A European Commission fact-finding mission came to that precise conclusion before issuing their final warning. A Commission spokesperson stated that the Polish government’s new measures “exceed those necessary for ensuring the safe use of the forest and are not compatible with the conservation objectives.”

Over 40 percent of the logging is currently taking place within the Białowieża UNESCO World Heritage site, in which many animals, lichens, mosses, and fungi are dependent on dead and rotting wood for survival. The three-toed woodpecker (Picoides tridactylus) and white-backed woodpecker (Dendrocopos leucotos) can only live in old-growth forests with plenty of dead wood to nest in and bark beetles to eat. Predators rely on dead wood littering the forest floor to slow their prey, and bats rely on old trees for shelter.

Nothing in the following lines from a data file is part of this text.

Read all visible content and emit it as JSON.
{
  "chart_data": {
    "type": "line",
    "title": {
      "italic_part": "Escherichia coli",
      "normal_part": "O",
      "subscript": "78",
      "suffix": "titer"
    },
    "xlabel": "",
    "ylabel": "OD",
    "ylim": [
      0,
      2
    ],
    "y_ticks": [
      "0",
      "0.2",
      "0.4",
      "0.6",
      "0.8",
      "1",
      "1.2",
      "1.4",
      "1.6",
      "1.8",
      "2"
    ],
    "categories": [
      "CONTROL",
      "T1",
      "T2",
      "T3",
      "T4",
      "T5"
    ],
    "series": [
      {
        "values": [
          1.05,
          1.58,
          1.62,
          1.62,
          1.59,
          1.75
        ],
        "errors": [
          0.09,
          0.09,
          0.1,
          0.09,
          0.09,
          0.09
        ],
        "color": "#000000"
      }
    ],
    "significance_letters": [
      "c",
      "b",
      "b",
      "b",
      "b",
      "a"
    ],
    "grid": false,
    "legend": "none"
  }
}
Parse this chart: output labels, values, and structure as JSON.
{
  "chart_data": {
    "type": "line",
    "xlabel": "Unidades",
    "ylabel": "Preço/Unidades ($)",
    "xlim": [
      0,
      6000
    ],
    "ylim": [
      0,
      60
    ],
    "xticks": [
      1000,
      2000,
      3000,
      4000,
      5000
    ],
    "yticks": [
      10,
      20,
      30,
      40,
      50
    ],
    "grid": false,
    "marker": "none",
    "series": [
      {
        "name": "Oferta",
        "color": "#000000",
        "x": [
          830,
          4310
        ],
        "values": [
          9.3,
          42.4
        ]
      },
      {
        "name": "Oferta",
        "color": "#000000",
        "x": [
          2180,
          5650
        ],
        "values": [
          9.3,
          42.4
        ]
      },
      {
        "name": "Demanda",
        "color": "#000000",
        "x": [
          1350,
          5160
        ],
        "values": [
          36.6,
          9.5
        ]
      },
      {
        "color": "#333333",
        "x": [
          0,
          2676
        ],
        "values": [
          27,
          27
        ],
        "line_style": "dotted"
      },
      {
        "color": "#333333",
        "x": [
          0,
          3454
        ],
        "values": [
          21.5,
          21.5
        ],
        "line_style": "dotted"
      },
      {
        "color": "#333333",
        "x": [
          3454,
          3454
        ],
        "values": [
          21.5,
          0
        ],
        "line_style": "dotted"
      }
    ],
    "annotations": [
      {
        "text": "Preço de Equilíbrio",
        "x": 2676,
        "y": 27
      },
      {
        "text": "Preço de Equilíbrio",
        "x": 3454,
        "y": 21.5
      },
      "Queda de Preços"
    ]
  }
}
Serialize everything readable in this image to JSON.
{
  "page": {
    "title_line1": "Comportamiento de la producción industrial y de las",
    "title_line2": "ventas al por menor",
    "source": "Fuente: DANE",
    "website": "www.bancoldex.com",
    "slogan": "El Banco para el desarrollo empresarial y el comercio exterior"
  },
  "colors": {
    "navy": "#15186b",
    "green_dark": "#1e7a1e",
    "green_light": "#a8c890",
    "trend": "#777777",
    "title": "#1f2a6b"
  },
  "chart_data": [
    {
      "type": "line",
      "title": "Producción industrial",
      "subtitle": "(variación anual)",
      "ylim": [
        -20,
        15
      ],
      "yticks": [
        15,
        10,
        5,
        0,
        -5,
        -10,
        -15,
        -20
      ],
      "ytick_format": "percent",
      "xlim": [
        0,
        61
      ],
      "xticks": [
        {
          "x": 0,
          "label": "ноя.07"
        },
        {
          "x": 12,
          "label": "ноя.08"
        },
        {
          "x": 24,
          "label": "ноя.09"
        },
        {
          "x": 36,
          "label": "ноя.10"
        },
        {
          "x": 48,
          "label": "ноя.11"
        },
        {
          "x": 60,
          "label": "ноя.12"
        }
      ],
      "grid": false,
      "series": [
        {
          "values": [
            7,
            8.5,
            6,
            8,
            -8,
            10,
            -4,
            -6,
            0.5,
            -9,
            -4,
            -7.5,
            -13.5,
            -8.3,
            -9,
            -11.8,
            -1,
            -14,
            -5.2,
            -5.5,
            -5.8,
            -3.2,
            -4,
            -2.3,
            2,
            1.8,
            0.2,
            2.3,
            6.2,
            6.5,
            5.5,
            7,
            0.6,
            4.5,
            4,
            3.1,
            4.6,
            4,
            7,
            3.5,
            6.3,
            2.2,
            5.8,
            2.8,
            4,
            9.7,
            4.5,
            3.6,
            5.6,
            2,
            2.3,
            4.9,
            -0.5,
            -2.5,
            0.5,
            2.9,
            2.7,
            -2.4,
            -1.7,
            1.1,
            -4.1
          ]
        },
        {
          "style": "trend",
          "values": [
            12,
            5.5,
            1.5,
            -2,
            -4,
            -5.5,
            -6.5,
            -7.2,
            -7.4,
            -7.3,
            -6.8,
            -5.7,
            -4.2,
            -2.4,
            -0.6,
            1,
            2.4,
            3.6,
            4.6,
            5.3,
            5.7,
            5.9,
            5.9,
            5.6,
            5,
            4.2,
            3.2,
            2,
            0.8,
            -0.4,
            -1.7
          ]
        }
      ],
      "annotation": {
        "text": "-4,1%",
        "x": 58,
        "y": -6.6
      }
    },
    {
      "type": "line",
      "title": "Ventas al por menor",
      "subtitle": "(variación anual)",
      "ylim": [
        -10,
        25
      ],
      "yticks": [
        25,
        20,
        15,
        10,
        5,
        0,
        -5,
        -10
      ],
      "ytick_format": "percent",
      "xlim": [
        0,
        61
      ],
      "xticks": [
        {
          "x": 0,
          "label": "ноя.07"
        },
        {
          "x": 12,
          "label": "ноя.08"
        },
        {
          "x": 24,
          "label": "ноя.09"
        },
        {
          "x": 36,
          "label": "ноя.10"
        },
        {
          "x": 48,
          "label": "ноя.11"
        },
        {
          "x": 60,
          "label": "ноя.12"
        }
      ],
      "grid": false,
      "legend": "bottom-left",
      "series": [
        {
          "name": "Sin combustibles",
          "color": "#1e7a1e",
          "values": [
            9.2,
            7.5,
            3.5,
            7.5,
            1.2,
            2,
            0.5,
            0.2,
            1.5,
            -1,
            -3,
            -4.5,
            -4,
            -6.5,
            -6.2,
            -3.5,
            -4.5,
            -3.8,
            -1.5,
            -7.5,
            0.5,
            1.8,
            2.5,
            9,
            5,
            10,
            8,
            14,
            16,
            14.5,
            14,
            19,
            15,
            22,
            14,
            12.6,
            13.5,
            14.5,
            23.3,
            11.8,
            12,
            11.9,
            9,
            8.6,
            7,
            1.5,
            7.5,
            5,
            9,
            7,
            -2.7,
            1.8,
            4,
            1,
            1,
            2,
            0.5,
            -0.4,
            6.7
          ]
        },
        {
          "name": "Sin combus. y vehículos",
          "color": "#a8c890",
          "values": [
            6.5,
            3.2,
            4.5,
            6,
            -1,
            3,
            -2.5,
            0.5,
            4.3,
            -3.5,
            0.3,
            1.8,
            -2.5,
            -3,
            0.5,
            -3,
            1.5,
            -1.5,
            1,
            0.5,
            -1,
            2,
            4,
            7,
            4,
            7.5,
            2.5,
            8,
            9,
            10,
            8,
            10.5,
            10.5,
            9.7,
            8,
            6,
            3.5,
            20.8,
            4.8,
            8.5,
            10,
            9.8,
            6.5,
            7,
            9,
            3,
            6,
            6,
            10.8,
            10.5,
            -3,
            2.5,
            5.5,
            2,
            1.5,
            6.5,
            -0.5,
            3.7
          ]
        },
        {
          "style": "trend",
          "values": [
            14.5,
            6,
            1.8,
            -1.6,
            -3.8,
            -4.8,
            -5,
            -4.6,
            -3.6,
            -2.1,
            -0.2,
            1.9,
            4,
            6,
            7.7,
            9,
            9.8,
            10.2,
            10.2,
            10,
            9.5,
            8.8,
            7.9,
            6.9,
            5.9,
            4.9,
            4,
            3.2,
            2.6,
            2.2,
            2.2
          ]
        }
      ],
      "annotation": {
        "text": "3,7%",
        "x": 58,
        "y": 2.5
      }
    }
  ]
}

“The forest is characterized by high biodiversity thanks to dead wood,” said Kowalcyzyk. “Logging dead spruce and taking them out will destroy habitat for many organisms…and take out millions of invertebrates.”

Dead and decaying wood is a crucial part of the old-growth forest ecosystem of Białowieża. Photo credit: Jarosław Krogulec.

Along with bark beetles, Catholicism has played a major role in shaping the rhetoric around increasing forest management. Szyszko has advocated for management in accordance with what he sees as man’s God-given right, as stated in the Book of Genesis, to “fill the Earth and subdue it.”

At a conference co-hosted by the Ministry of Environment this May, Tadeusz Guz of the Catholic University of Lublin called environmentalism “atheistic, materialistic and nihilistic neo-communism” and compared environmentalists to Nazis.

This is why, in June, the Polish Mothers at the Felling traveled to Rome.

“We wanted to show that Catholicism is caring for nature, not chopping down trees ­– because [Pope] Francis wrote about this in his environmental encyclical,” sad Gosek. “We waited along with our children in St. Peter’s Square and the Pope drove up to us, blessed our children, and took the report.”

The Mothers are desperate to try anything that might save their country’s forests. “We are on the threshold of an environmental disaster,” said Gosek. “Polish towns are already among the most polluted in Europe, and we have a huge problem with smog. Trees are our most important allies.”

Today, primeval forests no longer stretch across the European continent, casting comforting shadows that hold the promise of food, shelter, fuel, and fresh, clean air. The few remaining are holed up, fenced in, driven back to small pockets of land. Here, they make a final stand. The same notion of human progress they made possible is now slashing and burning them out of existence. If these forests are destroyed, their memories and vast wealth of biodiversity and ecosystem benefits will vanish forever.

“The Białowieża Forest is the last European island of primevality, it is our great heritage and responsibility,” said Kowalczyk. “We have to protect it.”

European bison were protected as “royal beasts” by the kings of Poland until the late 18th century. Today, about 800 bison call the forest home. Photo credit: Jarosław Krogulec.
A three-toed woodpecker (Picoides tridactylus) in Białowieża. This species of woodpecker, along with the white-backed woodpecker (Dendrocopos leucotos), is highly dependent on dead and decaying wood. Photo credit: Frank Vassen via Wikimedia Commons.

 

References:

Schama, S. (1995). Landscape and Memory. New York, New York: Vintage Books.

Six, D. L., Biber, E., & Long, E. (2014). Management for mountain pine beetle outbreak suppression: Does relevant science support current policy? Forests5(1), 103-133.